Resource utilisation

The wait time for a given resource is the percentage that the resource is busy, divided by the percentage that the resource is idle.

If we have a water cooler that is 50% utilised, the wait time for that water cool is also 50%. If it were 90% utilised however, the wait time becomes a staggering 9 times longer or 90 / 10.

How about 99% utilisation? 99/1 gives a staggering 99 times increase in wait time compared to a resource that is 50% percent utilised.

Automate to reduce cycle time

Two of the biggest impediments of The Second Way.

While fairly standard nowadays, many deployments used to be a manual circus consisting up many individual steps that could all have a change of failure.

Automating away as much as possible reduces the possibility of human error, and with that, shortens the feedback loop ever so slightly.

Codifying the deployment process as, well, code, also provides visibility on just how much resource is needed by the system to get things out the door.

Lastly, we also ensure that WIP doesn't stay stuck in the system longer than it needs to be. Once we've got rapid deployment, we can feel safer releasing smaller and smaller pieces as there is no longer a human investment needed to release.

Theory of Constraints

Whether man or machine, a very small number of resources often dictate the output of an entire system.

Consider a gas station with only one pump.
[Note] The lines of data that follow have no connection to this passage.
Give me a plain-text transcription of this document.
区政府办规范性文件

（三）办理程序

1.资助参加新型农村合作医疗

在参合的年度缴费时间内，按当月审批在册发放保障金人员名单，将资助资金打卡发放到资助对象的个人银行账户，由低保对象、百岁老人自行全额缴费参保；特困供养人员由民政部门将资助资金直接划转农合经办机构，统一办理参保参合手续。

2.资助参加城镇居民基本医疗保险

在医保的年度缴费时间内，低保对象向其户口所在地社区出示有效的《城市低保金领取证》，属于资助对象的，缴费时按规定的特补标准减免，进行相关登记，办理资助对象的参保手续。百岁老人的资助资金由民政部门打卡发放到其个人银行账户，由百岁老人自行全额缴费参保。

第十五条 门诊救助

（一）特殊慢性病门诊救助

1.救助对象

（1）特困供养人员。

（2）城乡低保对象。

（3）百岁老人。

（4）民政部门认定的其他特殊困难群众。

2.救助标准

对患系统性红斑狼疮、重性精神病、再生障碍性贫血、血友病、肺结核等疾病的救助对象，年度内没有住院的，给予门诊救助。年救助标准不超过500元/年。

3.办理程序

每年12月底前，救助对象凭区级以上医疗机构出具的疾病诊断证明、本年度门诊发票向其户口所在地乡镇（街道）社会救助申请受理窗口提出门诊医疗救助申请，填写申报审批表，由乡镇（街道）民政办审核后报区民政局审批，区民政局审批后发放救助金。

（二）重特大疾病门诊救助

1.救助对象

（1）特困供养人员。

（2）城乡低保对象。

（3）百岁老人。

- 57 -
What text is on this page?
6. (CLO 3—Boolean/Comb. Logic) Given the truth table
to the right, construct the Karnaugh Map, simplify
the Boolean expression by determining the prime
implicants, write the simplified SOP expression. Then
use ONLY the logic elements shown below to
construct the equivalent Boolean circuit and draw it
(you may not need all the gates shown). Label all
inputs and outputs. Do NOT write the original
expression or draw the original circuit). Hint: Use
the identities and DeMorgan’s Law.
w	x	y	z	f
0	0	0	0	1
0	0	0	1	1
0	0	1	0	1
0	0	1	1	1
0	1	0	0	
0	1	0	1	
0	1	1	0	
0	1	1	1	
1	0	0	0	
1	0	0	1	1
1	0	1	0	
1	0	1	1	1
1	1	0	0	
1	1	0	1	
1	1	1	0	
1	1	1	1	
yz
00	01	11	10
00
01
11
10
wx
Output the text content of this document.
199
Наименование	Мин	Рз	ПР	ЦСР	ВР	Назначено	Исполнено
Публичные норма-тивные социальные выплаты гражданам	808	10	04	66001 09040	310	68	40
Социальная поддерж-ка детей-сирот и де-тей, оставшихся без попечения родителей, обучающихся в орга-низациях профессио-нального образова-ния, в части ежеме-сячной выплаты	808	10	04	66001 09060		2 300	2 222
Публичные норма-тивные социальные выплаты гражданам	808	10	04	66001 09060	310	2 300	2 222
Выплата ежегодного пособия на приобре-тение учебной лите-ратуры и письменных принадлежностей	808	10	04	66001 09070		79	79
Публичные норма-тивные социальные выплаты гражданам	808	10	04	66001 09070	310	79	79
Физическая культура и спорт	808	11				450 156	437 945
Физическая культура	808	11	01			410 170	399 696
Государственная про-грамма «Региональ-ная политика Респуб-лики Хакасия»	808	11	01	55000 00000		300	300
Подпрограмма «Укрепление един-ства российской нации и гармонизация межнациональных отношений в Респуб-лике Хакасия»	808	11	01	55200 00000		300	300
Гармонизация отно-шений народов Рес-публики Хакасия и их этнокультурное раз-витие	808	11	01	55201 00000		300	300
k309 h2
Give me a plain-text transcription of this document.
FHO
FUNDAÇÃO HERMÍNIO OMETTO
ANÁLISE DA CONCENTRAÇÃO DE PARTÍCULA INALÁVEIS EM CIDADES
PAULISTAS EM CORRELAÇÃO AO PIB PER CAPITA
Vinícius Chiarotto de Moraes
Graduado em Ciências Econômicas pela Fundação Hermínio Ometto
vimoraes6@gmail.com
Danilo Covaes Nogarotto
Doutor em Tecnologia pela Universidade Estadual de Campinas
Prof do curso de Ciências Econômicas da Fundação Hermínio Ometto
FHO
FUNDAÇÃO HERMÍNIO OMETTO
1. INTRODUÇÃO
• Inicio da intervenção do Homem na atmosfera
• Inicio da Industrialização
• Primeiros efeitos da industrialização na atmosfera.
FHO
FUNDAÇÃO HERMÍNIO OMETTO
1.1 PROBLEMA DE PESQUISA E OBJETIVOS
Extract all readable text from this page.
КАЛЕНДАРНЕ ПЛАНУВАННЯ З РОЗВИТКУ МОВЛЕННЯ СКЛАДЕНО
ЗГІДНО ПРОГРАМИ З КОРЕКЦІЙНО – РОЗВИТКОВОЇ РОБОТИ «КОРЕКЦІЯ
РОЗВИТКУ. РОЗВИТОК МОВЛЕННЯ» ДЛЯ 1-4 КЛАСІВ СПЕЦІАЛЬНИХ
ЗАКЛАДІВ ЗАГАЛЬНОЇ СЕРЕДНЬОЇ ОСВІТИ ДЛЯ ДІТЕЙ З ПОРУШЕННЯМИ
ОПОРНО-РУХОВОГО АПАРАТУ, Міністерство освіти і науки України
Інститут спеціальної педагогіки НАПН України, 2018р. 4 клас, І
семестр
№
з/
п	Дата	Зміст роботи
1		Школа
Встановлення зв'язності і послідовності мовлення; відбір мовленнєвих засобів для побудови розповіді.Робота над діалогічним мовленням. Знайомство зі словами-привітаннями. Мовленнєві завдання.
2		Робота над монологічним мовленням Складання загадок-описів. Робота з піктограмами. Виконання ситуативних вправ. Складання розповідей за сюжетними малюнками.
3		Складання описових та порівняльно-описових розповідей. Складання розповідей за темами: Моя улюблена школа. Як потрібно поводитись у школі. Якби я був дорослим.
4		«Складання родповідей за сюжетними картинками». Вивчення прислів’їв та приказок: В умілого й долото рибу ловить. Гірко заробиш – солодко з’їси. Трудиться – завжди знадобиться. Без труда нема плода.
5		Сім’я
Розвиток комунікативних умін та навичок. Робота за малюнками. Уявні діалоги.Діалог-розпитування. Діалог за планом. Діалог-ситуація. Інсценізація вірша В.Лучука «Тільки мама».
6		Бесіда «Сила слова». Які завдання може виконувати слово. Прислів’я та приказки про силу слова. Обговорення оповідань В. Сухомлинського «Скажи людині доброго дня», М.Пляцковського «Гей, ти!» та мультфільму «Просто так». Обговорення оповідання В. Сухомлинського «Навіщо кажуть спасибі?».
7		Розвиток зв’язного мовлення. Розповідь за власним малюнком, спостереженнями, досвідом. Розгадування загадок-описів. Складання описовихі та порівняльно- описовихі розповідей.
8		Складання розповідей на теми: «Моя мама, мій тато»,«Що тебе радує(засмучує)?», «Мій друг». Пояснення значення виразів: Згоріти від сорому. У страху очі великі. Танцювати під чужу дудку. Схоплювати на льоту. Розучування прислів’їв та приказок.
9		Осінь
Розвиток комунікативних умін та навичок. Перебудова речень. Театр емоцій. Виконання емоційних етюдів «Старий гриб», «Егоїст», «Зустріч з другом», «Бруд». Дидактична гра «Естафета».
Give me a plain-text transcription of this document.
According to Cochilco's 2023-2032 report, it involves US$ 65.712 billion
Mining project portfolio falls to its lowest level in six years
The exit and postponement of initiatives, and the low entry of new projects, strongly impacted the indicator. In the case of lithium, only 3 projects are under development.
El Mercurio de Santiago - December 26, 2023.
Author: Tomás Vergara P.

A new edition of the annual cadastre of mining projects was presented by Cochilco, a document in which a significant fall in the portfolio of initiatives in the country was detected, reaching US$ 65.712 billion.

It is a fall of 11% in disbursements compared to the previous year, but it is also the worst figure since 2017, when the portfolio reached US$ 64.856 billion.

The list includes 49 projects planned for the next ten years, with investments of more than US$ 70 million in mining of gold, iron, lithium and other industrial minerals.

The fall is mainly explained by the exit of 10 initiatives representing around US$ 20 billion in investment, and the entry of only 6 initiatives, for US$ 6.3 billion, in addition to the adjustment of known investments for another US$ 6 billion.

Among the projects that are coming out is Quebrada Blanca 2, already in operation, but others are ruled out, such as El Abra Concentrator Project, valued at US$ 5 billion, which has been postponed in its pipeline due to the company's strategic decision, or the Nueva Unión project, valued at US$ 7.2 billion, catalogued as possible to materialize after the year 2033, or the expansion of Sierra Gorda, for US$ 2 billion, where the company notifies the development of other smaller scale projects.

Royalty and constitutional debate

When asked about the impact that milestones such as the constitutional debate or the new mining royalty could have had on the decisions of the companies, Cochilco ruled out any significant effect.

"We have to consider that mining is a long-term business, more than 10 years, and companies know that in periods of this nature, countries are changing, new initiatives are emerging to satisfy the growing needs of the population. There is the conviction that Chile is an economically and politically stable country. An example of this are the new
Performing optimisation work before or after the constraint would be pointless. Similarly, any inefficiencies that cause the constraint to go unused eg; waiting for available resource, is a waste and means the business is not being delivered value at full capacity.

Once you identify a constraint/bottleneck, you need to ensure that it is protected and used effectively. Preventative maintenance ensures that the constraint can be utilised effectively and feeds back into The Third Way as a form of repetition towards mastery.

SLOs uplifting KPIs

Service Level Objectives (SLOs) are usually created around indicators that customers care about: availability, incident resolution time and so on

There's no reason they can't be designed around preventative measures either, feeding back into The First Way, and the protection of our constraint.

Let's say we have a delivery business whose primary performance indicator is the number of deliveries made on time. Vehicle breakdowns can play a determining, yet invisible factor in achieving that goal.

Setting an SLO around oil changes would seem odd at first, but ensures that preventative measures like maintenance are linked back to our business objectives and stay visible to the entire organisation.